McCain, Lieberman make initial DTV move in the Senate
Sen. John McCain (R-Ariz.) and Sen. Joseph Lieberman (D-Conn.) today introduced legislation that would require television broadcasters to clear valuable 700 MHz spectrum for public-safety entities and other users by Jan. 1, 2009.
Dubbed the “Spectrum Availability for Emergency-Response and Law-Enforcement to Improve Vital Emergency Services (Save Lives) Act of 2005,” the bill is the first legislation introduced that addresses the digital television transition. Previously, Rep. Joe Barton (R-Texas) introduced draft legislation that was debated by the House Commerce Committee, but that proposal has not become a bill yet.
Sen. Ted Stevens (R-Alaska), who succeeded McCain as chairman of the Senate Commerce Committee, reportedly will introduce his digital TV legislation soon. The Senate Commerce Committee is expected to debate the Stevens and McCain/Lieberman bills on June 29, according to reports.
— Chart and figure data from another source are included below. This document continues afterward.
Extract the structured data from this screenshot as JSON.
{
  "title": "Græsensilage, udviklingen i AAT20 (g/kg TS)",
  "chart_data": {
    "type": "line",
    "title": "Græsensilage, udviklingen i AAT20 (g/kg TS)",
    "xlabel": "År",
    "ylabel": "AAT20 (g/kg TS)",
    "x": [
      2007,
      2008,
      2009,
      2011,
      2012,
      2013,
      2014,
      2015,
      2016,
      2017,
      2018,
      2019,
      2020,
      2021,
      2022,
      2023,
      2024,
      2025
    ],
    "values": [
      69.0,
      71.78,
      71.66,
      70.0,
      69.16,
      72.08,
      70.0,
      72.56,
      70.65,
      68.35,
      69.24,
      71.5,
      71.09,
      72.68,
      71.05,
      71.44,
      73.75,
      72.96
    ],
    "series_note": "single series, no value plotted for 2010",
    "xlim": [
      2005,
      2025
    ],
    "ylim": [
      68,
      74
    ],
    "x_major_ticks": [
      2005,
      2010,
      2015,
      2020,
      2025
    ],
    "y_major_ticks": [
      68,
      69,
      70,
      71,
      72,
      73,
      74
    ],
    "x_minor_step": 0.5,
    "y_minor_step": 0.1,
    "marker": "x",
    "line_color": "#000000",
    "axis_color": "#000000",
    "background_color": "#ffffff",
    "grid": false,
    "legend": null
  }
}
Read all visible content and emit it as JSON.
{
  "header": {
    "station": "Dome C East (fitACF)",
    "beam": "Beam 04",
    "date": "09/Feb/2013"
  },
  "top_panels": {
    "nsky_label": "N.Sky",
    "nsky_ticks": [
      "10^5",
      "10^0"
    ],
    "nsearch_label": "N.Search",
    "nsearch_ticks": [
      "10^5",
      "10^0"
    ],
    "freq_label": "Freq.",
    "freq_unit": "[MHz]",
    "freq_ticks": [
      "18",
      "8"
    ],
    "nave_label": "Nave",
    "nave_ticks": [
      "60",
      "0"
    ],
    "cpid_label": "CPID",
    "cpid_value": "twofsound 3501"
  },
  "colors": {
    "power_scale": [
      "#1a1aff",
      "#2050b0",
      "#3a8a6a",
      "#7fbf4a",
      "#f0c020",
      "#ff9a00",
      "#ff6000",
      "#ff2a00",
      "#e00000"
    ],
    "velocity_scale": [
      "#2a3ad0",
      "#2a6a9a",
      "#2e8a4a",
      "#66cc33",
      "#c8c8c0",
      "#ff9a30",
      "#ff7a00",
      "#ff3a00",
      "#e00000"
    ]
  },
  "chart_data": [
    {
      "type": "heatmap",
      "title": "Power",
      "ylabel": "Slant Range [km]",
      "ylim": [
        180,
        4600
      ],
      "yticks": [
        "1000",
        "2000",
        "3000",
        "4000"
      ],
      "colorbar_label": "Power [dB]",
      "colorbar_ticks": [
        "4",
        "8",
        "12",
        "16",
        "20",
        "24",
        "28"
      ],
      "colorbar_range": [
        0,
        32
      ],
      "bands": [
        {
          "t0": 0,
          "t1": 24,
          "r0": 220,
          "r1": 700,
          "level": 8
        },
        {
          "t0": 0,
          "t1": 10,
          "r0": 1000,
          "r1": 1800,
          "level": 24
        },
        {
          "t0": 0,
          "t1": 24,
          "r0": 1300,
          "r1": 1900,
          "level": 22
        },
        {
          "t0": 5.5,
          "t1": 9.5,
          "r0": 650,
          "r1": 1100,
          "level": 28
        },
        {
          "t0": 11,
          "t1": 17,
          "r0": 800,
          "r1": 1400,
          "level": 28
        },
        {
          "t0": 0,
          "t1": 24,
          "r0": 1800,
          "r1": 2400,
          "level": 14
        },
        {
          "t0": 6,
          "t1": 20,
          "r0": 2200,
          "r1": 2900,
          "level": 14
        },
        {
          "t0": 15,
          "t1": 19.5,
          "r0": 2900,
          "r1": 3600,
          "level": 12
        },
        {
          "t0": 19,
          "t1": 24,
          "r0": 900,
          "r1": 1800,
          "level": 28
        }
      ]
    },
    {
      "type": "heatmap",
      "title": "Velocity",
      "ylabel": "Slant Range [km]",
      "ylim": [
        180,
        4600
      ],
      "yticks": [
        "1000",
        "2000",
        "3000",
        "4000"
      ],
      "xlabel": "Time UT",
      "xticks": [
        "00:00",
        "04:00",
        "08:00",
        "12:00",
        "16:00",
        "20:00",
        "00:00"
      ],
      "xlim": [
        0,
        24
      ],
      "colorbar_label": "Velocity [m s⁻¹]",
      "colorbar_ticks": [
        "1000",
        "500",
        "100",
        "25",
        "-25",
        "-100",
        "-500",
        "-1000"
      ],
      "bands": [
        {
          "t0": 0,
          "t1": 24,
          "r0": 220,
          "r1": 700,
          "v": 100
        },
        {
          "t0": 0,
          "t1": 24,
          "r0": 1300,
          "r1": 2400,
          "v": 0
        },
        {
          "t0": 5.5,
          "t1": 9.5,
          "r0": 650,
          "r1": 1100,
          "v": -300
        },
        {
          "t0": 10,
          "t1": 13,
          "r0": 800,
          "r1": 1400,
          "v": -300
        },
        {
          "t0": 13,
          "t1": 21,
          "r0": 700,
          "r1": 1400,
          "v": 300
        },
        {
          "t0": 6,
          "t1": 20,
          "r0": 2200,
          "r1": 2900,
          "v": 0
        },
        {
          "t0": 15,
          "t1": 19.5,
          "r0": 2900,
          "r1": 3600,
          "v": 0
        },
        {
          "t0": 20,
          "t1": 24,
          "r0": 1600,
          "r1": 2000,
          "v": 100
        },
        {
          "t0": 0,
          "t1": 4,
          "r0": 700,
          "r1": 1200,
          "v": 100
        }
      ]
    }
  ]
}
The McCain/Lieberman bill received statements of support from the Consumer Electronics Association, the Progress & Freedom Foundation and a public-safety coalition consisting of the Association of Public-Safety Communications Officials (APCO) International, the Congressional Fire Services Institute (CFSI), the International Association of Chiefs of Police (IACP), the International Association of Fire Chiefs (IAFC), the Major Cities Chiefs Association (MCC), the Major County Sheriffs’ Association (MCSA), the National Association of Counties (NACo), the National League of Cities (NLC), and the National Sheriffs’ Association (NSA).
The public-safety coalition applauded the bill.
“This important legislation is critical to meet the requirements of our nation’s first responders,” the coalition said in a press release. “We urge Congress to move quickly and adopt this important legislation.”